Ein weiterer Leberhaken gegen die Branche
Für Unternehmen innerhalb der EU entstünde aus den ESMA-Wünschen ein weiterer Akt in jenem regulatorischen Albtraum, der für sie Tag und Nacht Realität ist. Es wäre ein weiterer Leberhaken gegen eine Branche, die hier ohnehin schon aus den letzten Löchern pfeift.
Schon heute wird der Markt innerhalb der EU von Anbietern von außerhalb dominiert, wie Binance, Coinbase und so weiter. Die EU hat schlicht nicht mehr den Zugriff, um den globalen Markt zu regulieren. Mit dem Vorgehen gegen MEV würde nicht nur ein weiterer Wettbewerbsnachteil entstehen, vielmehr würde auch eine ganze Branche – die Staking Pools aller MEV-fähigen Blockchains – mehr oder weniger aus der EU verschwinden.
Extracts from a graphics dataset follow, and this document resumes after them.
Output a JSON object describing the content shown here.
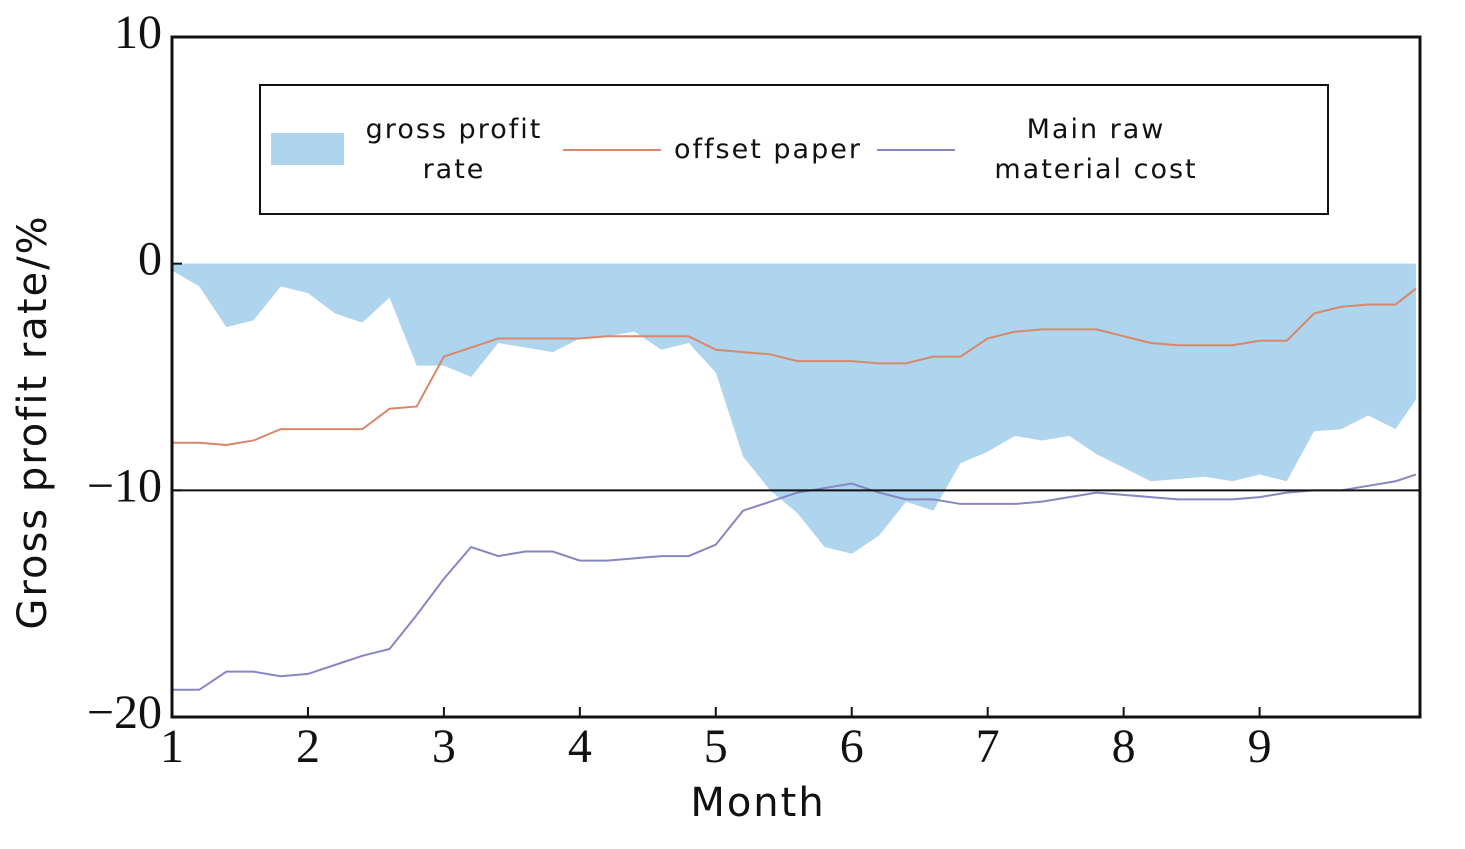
{
  "chart_data": {
    "type": "line",
    "xlabel": "Month",
    "ylabel": "Gross profit rate/%",
    "xlim": [
      1,
      10.18
    ],
    "xticks": [
      1,
      2,
      3,
      4,
      5,
      6,
      7,
      8,
      9
    ],
    "ylim": [
      -20,
      10
    ],
    "yticks": [
      10,
      0,
      {
        "value": -10,
        "label": "−10"
      },
      {
        "value": -20,
        "label": "−20"
      }
    ],
    "reference_line": -10,
    "x": [
      1,
      1.2,
      1.4,
      1.6,
      1.8,
      2.0,
      2.2,
      2.4,
      2.6,
      2.8,
      3.0,
      3.2,
      3.4,
      3.6,
      3.8,
      4.0,
      4.2,
      4.4,
      4.6,
      4.8,
      5.0,
      5.2,
      5.4,
      5.6,
      5.8,
      6.0,
      6.2,
      6.4,
      6.6,
      6.8,
      7.0,
      7.2,
      7.4,
      7.6,
      7.8,
      8.0,
      8.2,
      8.4,
      8.6,
      8.8,
      9.0,
      9.2,
      9.4,
      9.6,
      9.8,
      10.0,
      10.15
    ],
    "series": [
      {
        "name": "gross profit rate",
        "style": "area",
        "color": "#aed4ee",
        "values": [
          -0.3,
          -1,
          -2.8,
          -2.5,
          -1,
          -1.3,
          -2.2,
          -2.6,
          -1.5,
          -4.5,
          -4.5,
          -5,
          -3.5,
          -3.7,
          -3.9,
          -3.3,
          -3.2,
          -3,
          -3.8,
          -3.5,
          -4.8,
          -8.5,
          -10,
          -11,
          -12.5,
          -12.8,
          -12,
          -10.5,
          -10.9,
          -8.8,
          -8.3,
          -7.6,
          -7.8,
          -7.6,
          -8.4,
          -9,
          -9.6,
          -9.5,
          -9.4,
          -9.6,
          -9.3,
          -9.6,
          -7.4,
          -7.3,
          -6.7,
          -7.3,
          -6
        ]
      },
      {
        "name": "offset paper",
        "style": "line",
        "color": "#d9876a",
        "values": [
          -7.9,
          -7.9,
          -8.0,
          -7.8,
          -7.3,
          -7.3,
          -7.3,
          -7.3,
          -6.4,
          -6.3,
          -4.1,
          -3.7,
          -3.3,
          -3.3,
          -3.3,
          -3.3,
          -3.2,
          -3.2,
          -3.2,
          -3.2,
          -3.8,
          -3.9,
          -4.0,
          -4.3,
          -4.3,
          -4.3,
          -4.4,
          -4.4,
          -4.1,
          -4.1,
          -3.3,
          -3.0,
          -2.9,
          -2.9,
          -2.9,
          -3.2,
          -3.5,
          -3.6,
          -3.6,
          -3.6,
          -3.4,
          -3.4,
          -2.2,
          -1.9,
          -1.8,
          -1.8,
          -1.1
        ]
      },
      {
        "name": "Main raw material cost",
        "style": "line",
        "color": "#8686c0",
        "values": [
          -18.8,
          -18.8,
          -18.0,
          -18.0,
          -18.2,
          -18.1,
          -17.7,
          -17.3,
          -17.0,
          -15.5,
          -13.9,
          -12.5,
          -12.9,
          -12.7,
          -12.7,
          -13.1,
          -13.1,
          -13.0,
          -12.9,
          -12.9,
          -12.4,
          -10.9,
          -10.5,
          -10.1,
          -9.9,
          -9.7,
          -10.1,
          -10.4,
          -10.4,
          -10.6,
          -10.6,
          -10.6,
          -10.5,
          -10.3,
          -10.1,
          -10.2,
          -10.3,
          -10.4,
          -10.4,
          -10.4,
          -10.3,
          -10.1,
          -10.0,
          -10.0,
          -9.8,
          -9.6,
          -9.3
        ]
      }
    ]
  }
}
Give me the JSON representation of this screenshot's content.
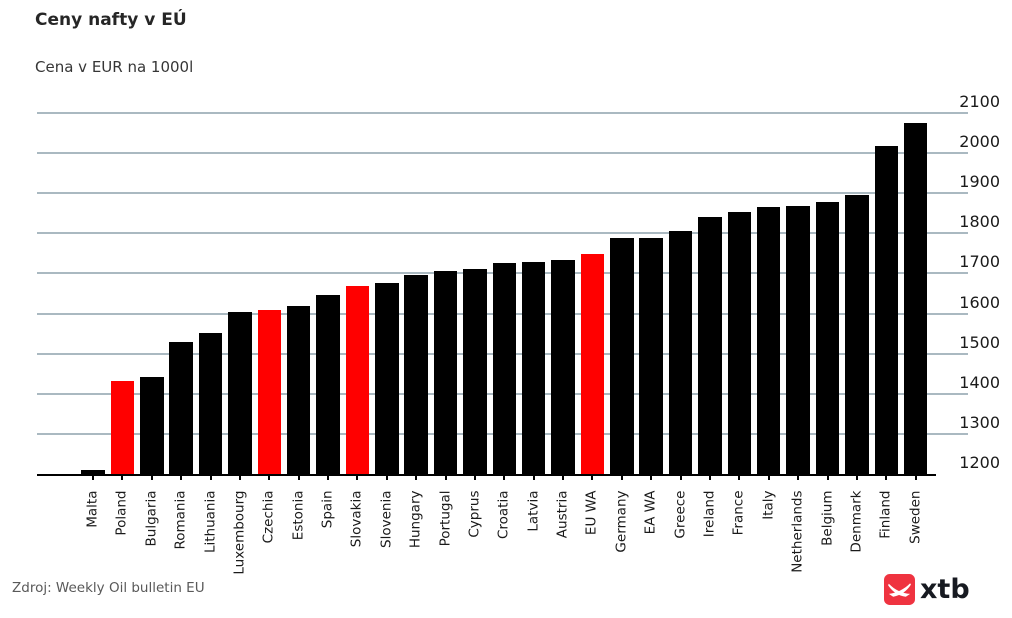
{
  "header": {
    "title": "Ceny nafty v EÚ",
    "subtitle": "Cena v EUR na 1000l"
  },
  "footer": {
    "source": "Zdroj: Weekly Oil bulletin EU"
  },
  "logo": {
    "text": "xtb",
    "badge_color": "#ef3340",
    "glyph": "xtb-swoosh-x-icon"
  },
  "chart_data": {
    "type": "bar",
    "title": "Ceny nafty v EÚ",
    "subtitle": "Cena v EUR na 1000l",
    "source": "Zdroj: Weekly Oil bulletin EU",
    "categories": [
      "Malta",
      "Poland",
      "Bulgaria",
      "Romania",
      "Lithuania",
      "Luxembourg",
      "Czechia",
      "Estonia",
      "Spain",
      "Slovakia",
      "Slovenia",
      "Hungary",
      "Portugal",
      "Cyprus",
      "Croatia",
      "Latvia",
      "Austria",
      "EU WA",
      "Germany",
      "EA WA",
      "Greece",
      "Ireland",
      "France",
      "Italy",
      "Netherlands",
      "Belgium",
      "Denmark",
      "Finland",
      "Sweden"
    ],
    "values": [
      1210,
      1431,
      1442,
      1530,
      1552,
      1604,
      1610,
      1620,
      1647,
      1669,
      1676,
      1696,
      1707,
      1712,
      1726,
      1729,
      1734,
      1748,
      1789,
      1789,
      1806,
      1841,
      1854,
      1865,
      1869,
      1877,
      1896,
      2017,
      2076
    ],
    "highlighted_categories": [
      "Poland",
      "Czechia",
      "Slovakia",
      "EU WA"
    ],
    "bar_color": "#000000",
    "highlight_color": "#ff0000",
    "ylim": [
      1200,
      2100
    ],
    "yticks": [
      1200,
      1300,
      1400,
      1500,
      1600,
      1700,
      1800,
      1900,
      2000,
      2100
    ],
    "y_axis_side": "right",
    "grid": true,
    "gridline_color": "#b0c4cc",
    "legend": "none"
  }
}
Freilich handelt es sich bisher nur um einen Entwurf, erklärt Patrick Hansen, der in den nächsten Monaten finalisiert wird. Die ESMA ruft Stakeholder auf, ein Feedback bis zum 25. Juni einzureichen. Unter Umständen gibt es also noch eine Chance, dass das Vorhaben gekippt wird.